His mind rapidly assessed the damage as he made his way back to Willie. He might be able to restore this house within a year; with a team of laborers, it might be a matter of months. And funding . . . yes, he knew where he could get that. All at once the plan became splendidly clear.
"The first thing you'll do," he announced to a startled Willie, "is help me restore my house."
He went swiftly up the staircase, which groaned at every step, to a door at the far end of the corridor.
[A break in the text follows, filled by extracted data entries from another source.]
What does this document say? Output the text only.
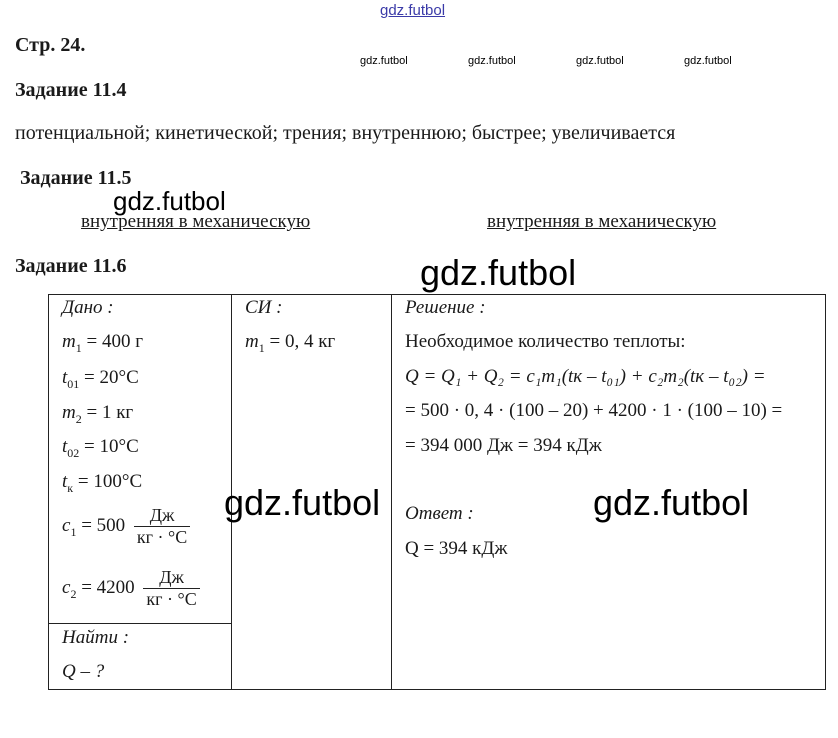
gdz.futbol
gdz.futbol	gdz.futbol	gdz.futbol	gdz.futbol
Стр. 24.
Задание 11.4
потенциальной; кинетической; трения; внутреннюю; быстрее; увеличивается
Задание 11.5
gdz.futbol
внутренняя в механическую	внутренняя в механическую
Задание 11.6	gdz.futbol
Дано :
$m_1 = 400$ г
$t_{01} = 20^\circ C$
$m_2 = 1$ кг
$t_{02} = 10^\circ C$
$t_к = 100^\circ C$
$c_1 = 500 \frac{Дж}{кг \cdot ^\circ C}$
$c_2 = 4200 \frac{Дж}{кг \cdot ^\circ C}$
Найти :
Q – ?
СИ :
$m_1 = 0$, 4 кг
Решение :
Необходимое количество теплоты:
Q = Q₁ + Q₂ = c₁m₁(tк – t₀₁) + c₂m₂(tк – t₀₂) =
= 500 · 0, 4 · (100 – 20) + 4200 · 1 · (100 – 10) =
= 394 000 Дж = 394 кДж
Ответ :
Q = 394 кДж
gdz.futbol	gdz.futbol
When he entered, he shut the door behind him. No other eyes should see this room; it would be a sacrilege. He would let others help him work on the rest of the house, but this room would be his alone.
On the wall was a portrait of a girl, as clear and vivid as if it had been painted yesterday. Barnabas marveled at its condition. Surely, after so many years in this moldering old house, the painting should have suffered some damage. But it would have hurt him to see that beautiful face marred. Such a bright, living face on the canvas . . . just the way he wanted to remember her.
From the dressing-table he picked up a silver music box, so tarnished and dusty it was virtually unrecognizable, and opened the lid with trembling fingers. At the slow stirring of those familiar notes—a tune he had thought he'd never hear again—he looked up at the girl's painted eyes and realized that all he had come back for, all that had kept him from going entirely to pieces during his long exile, was the hope of seeing that face once more.
My love . . .
For her he would drive the shadows from this house and fill it with light, with all of its remembered grace and beauty. For all the Collinses, the living and the dead, but especially for her: a girl whose name no one else remembered, who had been dust for over two centuries, and whose family had long since vanished. He had given up searching for her likeness in the outside world. Here was the end of the road; here, with her image and her music box, was as near to her as he would ever be.